Past
Murai no Ippo
Yuki Murai
Jun 28 (Thu.) - Jul 28 (Sat.), 2018
MAHO KUBOTA GALLERY presents a group of new paintings by twenty-three-year-old prodigy, Yuki Murai, based on the artist’s strikingly original ideas and novel physical structures. Murai’s powerful ability to break through barriers can be seen from his highly productive career. First showing in public in 2015 when he was studying at Tama Art University, he has already presented three solo exhibitions and participated in 17 other exhibitions, including the Setouchi Triennale, and has won awards at three significant open exhibitions for young Japanese artists in rapid succession. Murai has already become a full-fledged artist at a young age. His practice, his almost-excessive writing, and his lifestyle, are all integrated in his art. One of the perspectives of this solo exhibition is to examine whether a commercial gallery art platform can do justice to this whole practice.

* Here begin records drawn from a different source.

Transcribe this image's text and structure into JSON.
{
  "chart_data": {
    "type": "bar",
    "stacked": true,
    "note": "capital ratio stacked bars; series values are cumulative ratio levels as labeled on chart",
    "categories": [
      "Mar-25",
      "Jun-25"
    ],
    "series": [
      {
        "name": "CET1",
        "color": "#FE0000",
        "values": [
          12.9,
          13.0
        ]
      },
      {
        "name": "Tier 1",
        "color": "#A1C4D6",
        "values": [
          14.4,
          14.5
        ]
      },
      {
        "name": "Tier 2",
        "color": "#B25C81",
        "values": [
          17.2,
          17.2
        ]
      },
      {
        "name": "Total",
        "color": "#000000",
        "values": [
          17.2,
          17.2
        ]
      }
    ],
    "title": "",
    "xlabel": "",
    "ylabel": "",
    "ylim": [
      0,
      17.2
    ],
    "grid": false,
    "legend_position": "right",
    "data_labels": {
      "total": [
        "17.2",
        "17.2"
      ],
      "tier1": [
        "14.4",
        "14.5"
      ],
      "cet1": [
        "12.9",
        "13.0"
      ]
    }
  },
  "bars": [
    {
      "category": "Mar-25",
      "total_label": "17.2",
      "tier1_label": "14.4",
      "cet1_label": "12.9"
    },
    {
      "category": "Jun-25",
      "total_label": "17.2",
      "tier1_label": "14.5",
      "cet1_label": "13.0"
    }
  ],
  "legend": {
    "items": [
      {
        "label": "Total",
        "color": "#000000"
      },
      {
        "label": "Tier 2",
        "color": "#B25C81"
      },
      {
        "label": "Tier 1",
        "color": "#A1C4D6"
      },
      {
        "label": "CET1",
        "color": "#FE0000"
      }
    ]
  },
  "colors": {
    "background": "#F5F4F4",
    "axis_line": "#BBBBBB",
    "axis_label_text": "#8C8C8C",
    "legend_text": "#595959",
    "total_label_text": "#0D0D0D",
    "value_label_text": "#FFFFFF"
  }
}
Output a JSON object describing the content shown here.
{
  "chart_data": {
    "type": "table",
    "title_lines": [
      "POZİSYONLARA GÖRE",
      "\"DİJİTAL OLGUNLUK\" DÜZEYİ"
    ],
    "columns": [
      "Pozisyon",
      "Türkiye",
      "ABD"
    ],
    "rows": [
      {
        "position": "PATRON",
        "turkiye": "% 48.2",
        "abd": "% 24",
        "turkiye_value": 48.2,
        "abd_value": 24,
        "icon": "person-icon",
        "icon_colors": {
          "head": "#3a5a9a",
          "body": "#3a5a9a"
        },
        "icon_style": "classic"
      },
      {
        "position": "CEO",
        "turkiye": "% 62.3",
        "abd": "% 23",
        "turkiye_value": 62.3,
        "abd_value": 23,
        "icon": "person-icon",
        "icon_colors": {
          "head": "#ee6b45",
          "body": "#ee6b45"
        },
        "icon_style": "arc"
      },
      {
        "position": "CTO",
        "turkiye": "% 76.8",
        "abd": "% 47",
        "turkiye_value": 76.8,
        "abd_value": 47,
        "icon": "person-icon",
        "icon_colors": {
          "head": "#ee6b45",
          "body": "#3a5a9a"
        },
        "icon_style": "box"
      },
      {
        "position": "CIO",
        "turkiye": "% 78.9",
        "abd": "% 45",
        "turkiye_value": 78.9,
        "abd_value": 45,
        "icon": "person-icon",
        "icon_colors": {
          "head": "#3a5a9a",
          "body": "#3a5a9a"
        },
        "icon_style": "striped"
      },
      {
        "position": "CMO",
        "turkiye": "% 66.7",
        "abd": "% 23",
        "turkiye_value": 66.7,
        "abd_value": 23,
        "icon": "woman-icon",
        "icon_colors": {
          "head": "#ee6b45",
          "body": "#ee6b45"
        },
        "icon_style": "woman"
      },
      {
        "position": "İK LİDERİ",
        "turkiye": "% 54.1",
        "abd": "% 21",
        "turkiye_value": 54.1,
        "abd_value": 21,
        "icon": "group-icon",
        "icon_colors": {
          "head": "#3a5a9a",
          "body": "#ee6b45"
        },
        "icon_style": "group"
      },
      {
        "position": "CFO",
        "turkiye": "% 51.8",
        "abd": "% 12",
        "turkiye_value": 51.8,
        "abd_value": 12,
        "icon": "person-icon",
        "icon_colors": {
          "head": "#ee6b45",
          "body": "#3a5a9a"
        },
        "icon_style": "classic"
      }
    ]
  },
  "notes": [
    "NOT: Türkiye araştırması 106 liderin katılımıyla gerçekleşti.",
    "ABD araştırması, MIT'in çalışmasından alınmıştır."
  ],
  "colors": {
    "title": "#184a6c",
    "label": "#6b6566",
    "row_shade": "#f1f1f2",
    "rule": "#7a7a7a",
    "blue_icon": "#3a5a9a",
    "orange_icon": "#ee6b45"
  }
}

Murai has continually created groups of artworks for the purpose of breaking through the conventions of painting. Murai’s most potent weapon for challenging the proposition of existing painting is a medium of his own making called ‘omurice paint.’ Compared with the medium of most conventional paintings, which Murai asserts is nothing more than material for manipulating superficial visual information within the framework of painting, the artist asserts that ‘omurice paint,’ which is made from silicone mixed with oil or acrylic paint, is an active material with its own identity. Having discovered in this material the possibility of gaining independence from the canvas, which is the conventional foundation of painting, Murai has tried to find a route to break through the eternal proposition that is painting by creating groups of artworks that include experimental and extemporaneous works such as wearable paintings, rotating paintings, paintings that are recycled and lose the subject due to being trampled underfoot by viewers, and paintings that completely cover a space.
Having created a material that can be independent and used it in his art, incorporating elements of chance, the artist now wants to push that approach to the next level in this exhibition. Although wearable and rotating paintings definitely succeed in transcending the physical framework of painting, they are simply formed within the intentional or phenomenon-related framework of being worn or becoming moving objects. Murai believes that the purpose lies within the artist himself, and that in order to further transcend these frameworks, it is necessary to add forces from other vectors. Believing that relationships with others can be effective in enabling conceptual frameworks by the subject to become invisible, Murai has repeatedly engaged in discussions with fellow artists of the same generation, Meigen Shojima and Kenichi Nojima, for days on end.
Murai is the driving force behind the art, but his own identity is transformed and loses form during discussions with Shojima, while Nojima records this process. The process of creation is an experimental attempt to liberate paintings from Murai’s personal intentions by using the identity of others to erase Murai’s identity after it had been partly incorporated into the work. The physical and conceptual foundation of expression that is shaken by the process of discussion loses form and disappears completely through further debate, causing the artist’s identity to vanish, leaving behind only whatever was produced by the omurice paint. Murai believes that only then does an original painting emerge that is in no way reminiscent of the shape of past paintings or conventional phenomena.
Murai’s painting has overwhelmed viewers with its excess and chaos. How will it change through discussions with others from the same generation, and can it be viable in the context of a real-life art platform? Will Murai actually be able to resolve the issues he himself presents at this exciting solo exhibition, entitled Murai no Ippo? Transcending the superficial creation of images, the exhibition initially seems chaotic, but it eventually provides a visual experience by establishing an aesthetic in an intense space.